青年的语调总是不急不缓的,好像无论发生什么都不会感到紧张。


    尽管这于他们现在所处的境况格格不入,却也很好安抚住弗兰狂跳的心脏。


    理智回笼,他终于也想明白了这一点,紧张绷起的肩膀也随之放松下来,甚至开始有心情咀嚼口中的糖果。


    然而,他还是放松地太早了一点。


    “那个长得最漂亮的,今天起你就是我的宠物了!”


    正在弗兰打算跟随克拉克一起伸出手时,少年任性又张狂的喊声瞬间将他的动作定在原地。


    明明外貌和声音都仿若壁画里最纯洁的天使,但嘴里吐出的话却让弗兰恨不得当场昏厥。


    他几乎是本能地抬起头,向身边的男人投去求救的目光,却在下一秒被对方大力推到一边。


    弗兰一脸不可置信地向一旁倒去,根本没设想过对方会这样毫不犹豫地推开他。


    但与此同时,他感到有什么飞快擦过手臂,像一阵风,在他做出反应前便消失无踪。


    等弗兰跌坐到地上,在看清脚边那被削去一大块的地面时,巨大的恐惧感自背脊向上窜起,霎时将他按在原地。


    “不要无视我的命令,没有下一次了哦。”


    清脆的少年音被主人咬得缓慢又黏稠,结合在一起的违和感更让这道声音显得诡异莫测。

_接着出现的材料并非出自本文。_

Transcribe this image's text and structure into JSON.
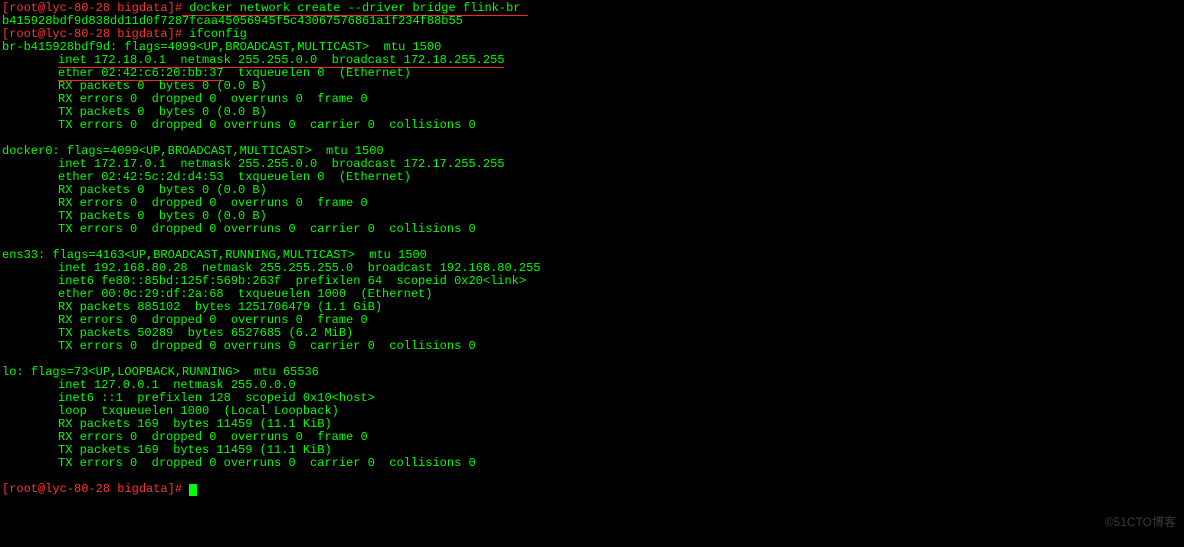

    弗兰感觉自己的头像是有千斤重,动作卡顿着,看向那道声音的来源。


    昏暗的大厅内,那双灰绿的眼睛仿若镀上一层荧光。


    少年歪头站在那里,正逆着光打量他。


    天真、好奇,同时却透着一种高高在上的残忍……这样的眼神让弗兰瞬间联想到自己的幼弟。


    稚童还不懂生命的概念,更不会对其抱有敬意。


    弗兰经常会看到他在花园中抓蝴蝶,然后笑嘻嘻地将它们的翅膀扯下,将其钉到木板上做成标本。


    看着它们的身体一点点扭曲挣扎却无法逃脱的样子,眼中迸发出的兴奋,都让记忆中的幼弟和眼前的少年慢慢重叠到一起……


    纷杂的思绪让弗兰本就突突直跳的太阳穴更疼了,周边的声音纷纷飘远。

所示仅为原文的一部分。